U.S. lawmakers have introduced a bill to strengthen federal laws against child sex trafficking, a proposal that has broad bipartisan support and will be considered after members of Congress return from an August recess.
Earlier this week, the FBI announced the rescue of more than 100 sexually exploited children as a result of a nationwide sweep of sex traffickers. The FBI said the operation yielded 150 arrests, primarily of pimps — those who profit from the illegal enterprise.
Members of Congress say arresting and prosecuting pimps is not enough, that those who pay to have sex with children must also face federal penalties.
"We have a Trafficking Victims Protection Act that prosecutes the trafficker — the guy that brings those girls throughout the United States.

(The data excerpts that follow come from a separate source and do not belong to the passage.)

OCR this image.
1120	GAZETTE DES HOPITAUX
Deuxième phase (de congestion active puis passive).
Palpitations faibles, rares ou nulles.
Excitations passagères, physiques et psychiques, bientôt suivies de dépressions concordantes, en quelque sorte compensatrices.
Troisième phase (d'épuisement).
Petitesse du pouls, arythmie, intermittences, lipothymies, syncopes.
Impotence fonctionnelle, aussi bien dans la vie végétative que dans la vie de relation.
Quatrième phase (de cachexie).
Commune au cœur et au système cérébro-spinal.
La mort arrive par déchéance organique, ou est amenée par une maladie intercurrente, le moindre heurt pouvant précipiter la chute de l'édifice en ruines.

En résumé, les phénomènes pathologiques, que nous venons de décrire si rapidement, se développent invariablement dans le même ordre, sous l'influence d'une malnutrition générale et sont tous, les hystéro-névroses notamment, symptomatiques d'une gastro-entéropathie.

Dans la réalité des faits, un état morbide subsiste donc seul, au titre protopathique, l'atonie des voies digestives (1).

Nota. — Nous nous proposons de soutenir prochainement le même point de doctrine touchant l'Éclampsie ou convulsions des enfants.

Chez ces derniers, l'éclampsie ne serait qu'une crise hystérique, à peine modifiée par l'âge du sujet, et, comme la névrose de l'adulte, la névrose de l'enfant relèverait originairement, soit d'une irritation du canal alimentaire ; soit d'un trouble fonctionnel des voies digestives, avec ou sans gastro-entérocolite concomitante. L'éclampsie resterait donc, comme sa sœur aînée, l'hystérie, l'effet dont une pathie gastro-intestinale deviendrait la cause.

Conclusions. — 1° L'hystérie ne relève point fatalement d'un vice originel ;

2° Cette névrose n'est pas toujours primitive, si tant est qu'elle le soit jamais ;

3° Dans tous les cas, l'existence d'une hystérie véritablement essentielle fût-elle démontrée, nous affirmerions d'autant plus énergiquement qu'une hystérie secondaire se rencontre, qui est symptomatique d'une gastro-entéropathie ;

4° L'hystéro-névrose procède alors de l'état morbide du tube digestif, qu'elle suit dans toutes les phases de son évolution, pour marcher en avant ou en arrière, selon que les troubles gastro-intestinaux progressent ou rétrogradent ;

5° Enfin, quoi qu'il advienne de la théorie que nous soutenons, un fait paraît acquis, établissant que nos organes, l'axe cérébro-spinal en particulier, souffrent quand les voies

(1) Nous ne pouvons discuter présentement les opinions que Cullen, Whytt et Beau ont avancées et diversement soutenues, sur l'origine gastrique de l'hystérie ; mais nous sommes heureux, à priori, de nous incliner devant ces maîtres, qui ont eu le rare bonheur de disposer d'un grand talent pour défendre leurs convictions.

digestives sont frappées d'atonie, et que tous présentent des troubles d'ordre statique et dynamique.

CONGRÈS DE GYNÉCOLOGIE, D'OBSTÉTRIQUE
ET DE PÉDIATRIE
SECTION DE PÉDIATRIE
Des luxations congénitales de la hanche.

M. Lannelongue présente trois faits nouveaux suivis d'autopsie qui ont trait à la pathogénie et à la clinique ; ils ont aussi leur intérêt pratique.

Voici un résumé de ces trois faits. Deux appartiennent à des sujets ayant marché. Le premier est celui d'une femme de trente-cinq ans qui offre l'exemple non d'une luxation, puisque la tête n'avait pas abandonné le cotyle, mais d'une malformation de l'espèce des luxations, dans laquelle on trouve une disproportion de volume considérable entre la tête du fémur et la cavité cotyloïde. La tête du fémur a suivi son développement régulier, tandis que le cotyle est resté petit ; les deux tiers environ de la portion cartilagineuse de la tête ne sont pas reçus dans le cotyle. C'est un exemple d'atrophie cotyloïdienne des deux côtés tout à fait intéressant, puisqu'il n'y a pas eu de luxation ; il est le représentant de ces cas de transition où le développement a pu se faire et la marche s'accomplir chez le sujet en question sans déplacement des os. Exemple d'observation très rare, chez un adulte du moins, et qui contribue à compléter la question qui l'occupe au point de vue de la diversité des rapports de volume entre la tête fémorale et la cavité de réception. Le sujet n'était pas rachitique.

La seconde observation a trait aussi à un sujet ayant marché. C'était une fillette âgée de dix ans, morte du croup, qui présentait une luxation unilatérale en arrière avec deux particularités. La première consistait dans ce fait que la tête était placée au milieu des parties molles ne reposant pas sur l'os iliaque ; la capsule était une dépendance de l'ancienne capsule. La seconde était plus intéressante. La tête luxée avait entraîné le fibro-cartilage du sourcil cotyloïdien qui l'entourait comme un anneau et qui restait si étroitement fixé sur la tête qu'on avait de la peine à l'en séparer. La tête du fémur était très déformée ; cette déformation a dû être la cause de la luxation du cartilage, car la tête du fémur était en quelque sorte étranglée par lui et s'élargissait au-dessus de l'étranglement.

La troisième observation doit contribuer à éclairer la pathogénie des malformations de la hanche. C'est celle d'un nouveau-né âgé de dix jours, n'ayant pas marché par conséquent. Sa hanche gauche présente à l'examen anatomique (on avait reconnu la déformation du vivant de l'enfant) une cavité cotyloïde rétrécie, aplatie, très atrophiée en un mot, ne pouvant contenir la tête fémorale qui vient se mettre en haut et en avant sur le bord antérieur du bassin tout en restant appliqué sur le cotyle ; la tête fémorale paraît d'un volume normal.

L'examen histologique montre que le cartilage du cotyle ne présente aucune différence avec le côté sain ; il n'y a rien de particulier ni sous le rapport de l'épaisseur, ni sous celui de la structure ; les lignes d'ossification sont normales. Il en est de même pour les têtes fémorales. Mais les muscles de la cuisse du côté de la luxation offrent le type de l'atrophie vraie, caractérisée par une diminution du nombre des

But the consumer, the buyer, is not prosecuted on the federal level," said Republican Congressman Ted Poe during a news conference at the Capitol.
The End Sex Trafficking Act of 2013 mandates that those who seek sex with children will be prosecuted under federal law, which comes into play when there is trafficking activity across more than one state.
"Soliciting or obtaining sex with minors, paying to have sex with a child, is a crime — period, end of story," said Democratic Congresswoman Carolyn Maloney, a sponsor of the bill. "This is a monumentally important bill that will do more to curb this terrible crime of [sexual] slavery in the 21st Century."
The bill also has bipartisan backing in the Senate. Democratic Senator Amy Klobuchar said she hopes it will get unanimous votes in both houses of Congress and be signed into law later this year.